The British Museum/BBC co-production A History of the World in 100 Objects (weekdays, Radio 4, 9.45am) - each 15-minute programme examining one object in the museum's collection - got off to the sweetest of starts with the director of the BM, Neil MacGregor, musing over a coffin containing the mummy of a priest from Thebes: "240BC . . . He is his own document." MacGregor said the casket had been designed as a time machine, in which the priest would weave through space to meet his heroes. "But, let's face it," he added, "Bloomsbury might have been a bit of a disappointment."
All this was taking place with the sounds of the museum behind him, people marching down corridors and pointing things out to their companions.
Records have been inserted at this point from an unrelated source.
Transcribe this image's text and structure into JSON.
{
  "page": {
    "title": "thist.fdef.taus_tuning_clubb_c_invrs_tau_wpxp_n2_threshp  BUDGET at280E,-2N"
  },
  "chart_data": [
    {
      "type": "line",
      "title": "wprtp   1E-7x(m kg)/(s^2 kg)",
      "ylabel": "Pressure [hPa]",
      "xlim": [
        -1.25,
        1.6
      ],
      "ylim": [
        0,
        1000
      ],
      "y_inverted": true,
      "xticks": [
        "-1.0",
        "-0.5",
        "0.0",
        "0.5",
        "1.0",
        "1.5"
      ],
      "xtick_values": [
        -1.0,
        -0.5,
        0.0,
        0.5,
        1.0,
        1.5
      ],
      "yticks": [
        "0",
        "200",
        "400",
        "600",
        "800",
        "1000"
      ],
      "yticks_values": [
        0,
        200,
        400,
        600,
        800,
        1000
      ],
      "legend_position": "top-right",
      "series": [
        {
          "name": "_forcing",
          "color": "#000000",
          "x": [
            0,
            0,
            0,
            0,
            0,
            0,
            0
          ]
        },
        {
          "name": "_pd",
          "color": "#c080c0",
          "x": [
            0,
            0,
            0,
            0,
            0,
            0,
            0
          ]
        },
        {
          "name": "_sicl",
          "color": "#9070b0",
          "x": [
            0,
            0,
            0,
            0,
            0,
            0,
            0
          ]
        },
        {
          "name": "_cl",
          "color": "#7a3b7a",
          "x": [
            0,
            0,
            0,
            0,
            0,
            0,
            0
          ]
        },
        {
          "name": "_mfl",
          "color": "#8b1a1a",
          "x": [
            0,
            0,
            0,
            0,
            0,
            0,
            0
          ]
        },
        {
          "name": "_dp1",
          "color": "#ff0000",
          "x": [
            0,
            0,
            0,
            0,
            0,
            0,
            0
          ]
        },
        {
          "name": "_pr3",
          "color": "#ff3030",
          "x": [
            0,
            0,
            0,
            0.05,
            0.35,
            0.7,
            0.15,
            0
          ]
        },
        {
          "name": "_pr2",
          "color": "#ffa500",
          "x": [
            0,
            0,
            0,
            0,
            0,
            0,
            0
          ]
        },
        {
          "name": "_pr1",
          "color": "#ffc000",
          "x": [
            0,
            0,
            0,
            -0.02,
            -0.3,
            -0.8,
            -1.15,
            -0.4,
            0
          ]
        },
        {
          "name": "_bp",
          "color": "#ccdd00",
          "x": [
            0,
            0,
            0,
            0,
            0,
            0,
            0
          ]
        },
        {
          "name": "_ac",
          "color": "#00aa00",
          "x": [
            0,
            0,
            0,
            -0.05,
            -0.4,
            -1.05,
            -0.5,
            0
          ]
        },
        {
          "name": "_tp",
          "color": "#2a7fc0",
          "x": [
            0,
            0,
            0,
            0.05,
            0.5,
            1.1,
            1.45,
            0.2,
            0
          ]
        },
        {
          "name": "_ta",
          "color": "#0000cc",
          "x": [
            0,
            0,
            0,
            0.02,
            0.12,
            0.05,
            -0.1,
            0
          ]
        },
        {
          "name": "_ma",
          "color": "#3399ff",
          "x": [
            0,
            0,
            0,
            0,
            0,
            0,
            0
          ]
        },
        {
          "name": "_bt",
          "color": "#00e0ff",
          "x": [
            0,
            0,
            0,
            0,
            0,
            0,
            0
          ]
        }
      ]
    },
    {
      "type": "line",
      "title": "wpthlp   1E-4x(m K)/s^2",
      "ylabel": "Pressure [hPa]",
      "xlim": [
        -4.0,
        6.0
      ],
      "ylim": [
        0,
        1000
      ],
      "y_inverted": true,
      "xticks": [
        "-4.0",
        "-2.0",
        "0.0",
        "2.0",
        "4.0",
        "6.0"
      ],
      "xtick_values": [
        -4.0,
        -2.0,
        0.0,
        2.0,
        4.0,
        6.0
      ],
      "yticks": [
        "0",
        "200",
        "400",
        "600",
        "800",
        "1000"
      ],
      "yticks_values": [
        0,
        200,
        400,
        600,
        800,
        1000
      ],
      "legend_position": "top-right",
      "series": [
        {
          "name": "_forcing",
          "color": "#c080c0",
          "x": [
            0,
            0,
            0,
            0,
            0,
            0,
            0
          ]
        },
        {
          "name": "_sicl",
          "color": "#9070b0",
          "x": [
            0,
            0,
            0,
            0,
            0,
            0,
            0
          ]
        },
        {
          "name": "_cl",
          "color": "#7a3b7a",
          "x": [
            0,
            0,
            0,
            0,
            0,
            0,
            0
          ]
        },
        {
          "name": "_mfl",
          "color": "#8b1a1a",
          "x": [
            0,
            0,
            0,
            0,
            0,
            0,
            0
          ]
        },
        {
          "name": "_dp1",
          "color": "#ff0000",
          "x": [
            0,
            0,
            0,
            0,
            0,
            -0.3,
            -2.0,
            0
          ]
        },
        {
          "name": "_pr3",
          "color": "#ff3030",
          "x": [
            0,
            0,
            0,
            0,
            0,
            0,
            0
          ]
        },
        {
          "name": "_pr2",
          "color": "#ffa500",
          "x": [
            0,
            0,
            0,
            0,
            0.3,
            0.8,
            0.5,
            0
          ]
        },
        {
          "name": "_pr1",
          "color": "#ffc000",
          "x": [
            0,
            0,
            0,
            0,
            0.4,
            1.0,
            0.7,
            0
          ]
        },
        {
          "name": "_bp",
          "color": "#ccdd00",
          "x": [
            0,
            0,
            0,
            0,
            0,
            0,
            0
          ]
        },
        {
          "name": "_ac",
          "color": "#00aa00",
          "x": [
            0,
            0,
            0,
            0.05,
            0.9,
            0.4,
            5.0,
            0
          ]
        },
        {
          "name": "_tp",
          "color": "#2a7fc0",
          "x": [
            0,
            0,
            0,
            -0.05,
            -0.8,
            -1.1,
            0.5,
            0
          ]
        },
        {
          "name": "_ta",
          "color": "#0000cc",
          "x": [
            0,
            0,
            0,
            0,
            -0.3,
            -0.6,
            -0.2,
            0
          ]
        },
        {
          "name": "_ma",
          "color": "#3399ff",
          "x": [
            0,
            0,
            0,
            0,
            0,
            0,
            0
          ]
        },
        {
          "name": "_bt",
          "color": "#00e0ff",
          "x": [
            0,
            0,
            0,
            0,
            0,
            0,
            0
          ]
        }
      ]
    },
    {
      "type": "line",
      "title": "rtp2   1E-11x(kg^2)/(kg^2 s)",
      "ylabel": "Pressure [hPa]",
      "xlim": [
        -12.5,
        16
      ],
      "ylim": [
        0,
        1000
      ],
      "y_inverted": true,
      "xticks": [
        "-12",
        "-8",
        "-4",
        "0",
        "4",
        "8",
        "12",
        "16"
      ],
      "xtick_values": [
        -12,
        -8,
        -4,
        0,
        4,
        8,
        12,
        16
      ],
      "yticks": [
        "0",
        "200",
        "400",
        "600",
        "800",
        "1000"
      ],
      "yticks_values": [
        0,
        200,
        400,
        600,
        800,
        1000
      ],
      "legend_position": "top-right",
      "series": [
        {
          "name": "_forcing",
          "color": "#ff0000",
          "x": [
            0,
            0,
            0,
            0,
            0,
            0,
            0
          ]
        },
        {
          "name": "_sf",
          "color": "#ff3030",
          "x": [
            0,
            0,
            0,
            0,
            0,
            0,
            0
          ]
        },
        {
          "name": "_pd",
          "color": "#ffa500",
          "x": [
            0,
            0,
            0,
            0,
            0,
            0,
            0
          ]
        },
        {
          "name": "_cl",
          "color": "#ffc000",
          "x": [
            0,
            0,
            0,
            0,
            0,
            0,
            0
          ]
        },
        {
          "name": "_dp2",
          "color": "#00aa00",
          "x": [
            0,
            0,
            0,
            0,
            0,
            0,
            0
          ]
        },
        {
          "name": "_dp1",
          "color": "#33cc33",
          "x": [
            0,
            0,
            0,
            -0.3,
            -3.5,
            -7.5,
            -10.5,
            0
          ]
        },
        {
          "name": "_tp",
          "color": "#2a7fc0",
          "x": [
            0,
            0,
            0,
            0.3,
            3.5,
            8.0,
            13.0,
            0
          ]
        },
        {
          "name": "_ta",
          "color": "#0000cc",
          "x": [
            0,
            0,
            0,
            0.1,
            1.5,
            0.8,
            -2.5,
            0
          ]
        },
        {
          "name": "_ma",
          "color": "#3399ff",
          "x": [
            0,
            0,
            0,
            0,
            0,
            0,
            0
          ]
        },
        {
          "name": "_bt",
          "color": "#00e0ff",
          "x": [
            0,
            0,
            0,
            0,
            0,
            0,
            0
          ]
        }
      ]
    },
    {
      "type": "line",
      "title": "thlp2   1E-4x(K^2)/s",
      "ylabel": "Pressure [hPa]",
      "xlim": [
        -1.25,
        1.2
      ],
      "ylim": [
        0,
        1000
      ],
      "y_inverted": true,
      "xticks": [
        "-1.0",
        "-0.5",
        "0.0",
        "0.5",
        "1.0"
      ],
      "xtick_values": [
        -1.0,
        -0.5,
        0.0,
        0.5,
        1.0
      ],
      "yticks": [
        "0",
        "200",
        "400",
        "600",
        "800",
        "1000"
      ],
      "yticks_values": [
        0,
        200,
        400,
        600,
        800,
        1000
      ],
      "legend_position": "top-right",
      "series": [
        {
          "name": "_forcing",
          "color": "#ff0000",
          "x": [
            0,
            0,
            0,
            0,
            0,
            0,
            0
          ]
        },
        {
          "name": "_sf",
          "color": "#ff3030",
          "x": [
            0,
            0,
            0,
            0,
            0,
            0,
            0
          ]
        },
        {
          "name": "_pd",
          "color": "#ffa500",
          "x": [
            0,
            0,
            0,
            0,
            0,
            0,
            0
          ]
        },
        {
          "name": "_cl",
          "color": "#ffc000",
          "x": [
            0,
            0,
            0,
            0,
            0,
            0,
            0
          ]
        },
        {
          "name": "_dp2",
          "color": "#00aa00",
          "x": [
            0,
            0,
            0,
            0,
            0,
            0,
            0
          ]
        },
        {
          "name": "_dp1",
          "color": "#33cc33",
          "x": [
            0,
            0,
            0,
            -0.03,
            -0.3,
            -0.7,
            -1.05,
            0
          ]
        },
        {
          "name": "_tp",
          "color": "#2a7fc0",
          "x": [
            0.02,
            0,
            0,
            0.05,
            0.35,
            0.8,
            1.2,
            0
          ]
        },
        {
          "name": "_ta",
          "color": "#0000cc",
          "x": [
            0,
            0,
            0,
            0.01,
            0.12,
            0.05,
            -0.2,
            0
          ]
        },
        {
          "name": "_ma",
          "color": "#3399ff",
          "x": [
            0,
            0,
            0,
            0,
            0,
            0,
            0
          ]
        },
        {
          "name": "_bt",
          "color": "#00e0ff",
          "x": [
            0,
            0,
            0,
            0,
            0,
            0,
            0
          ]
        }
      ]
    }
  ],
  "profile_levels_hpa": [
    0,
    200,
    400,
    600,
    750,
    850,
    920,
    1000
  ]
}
It seemed that MacGregor was very much speaking off the cuff (he has real ease), although surely it was all pretty tightly scripted - certainly, he never once reached for the erms and pauses most of us scuttle behind. The same couldn't be said for some of the expert witnesses brought on for variety. "I think what probably happened around 100,000 years ago is that different bits of the brain got connected together in a new way," explained one; a little woolly, I'd say. "So, like, they could . . . combine what they know about nature with what they know about making things." But that was OK. Possibly he was distracted by the noise around him - all the new multimedia exhibits and whatnot.
Much as I appreciate the ever-evolving British Museum, there really is very little in life more comforting than a place to which nothing has been done since you, the visitor, were nine years old. Hence the popularity of the Angus Steak House. "Here is not a bad place to tell a world history," proclaimed MacGregor, reminding me of a story I once heard Simon Jenkins tell of two tourists asking him, on the steps of the British Museum, where the British Museum was. "Well, it's here," he said, cocking his head backwards. "No," they said, "the British museum - with all the British stuff in it. That place is full of stuff from the rest of the world."
Meanwhile, Chris Evans made his debut in Radio 2's breakfast slot (weekdays, 7am). One assumes the show will become less choreographed, less paranoidly packed with set pieces and items as time goes on, but, at present, Evans is rather too Butlins Redcoat to bear for long. But then I've never fully registered what persona he is trying to project. With most presenters, it's easy. George Lamb, for instance, is just a collection of reflexes. Lauren Laverne's construct is that of a normal, fallible human being. Terry Wogan's persona was actually fairly complicated. By which I mean that if he didn't exist it would have been hard to make him up. But Evans? I struggle to get it. More anon.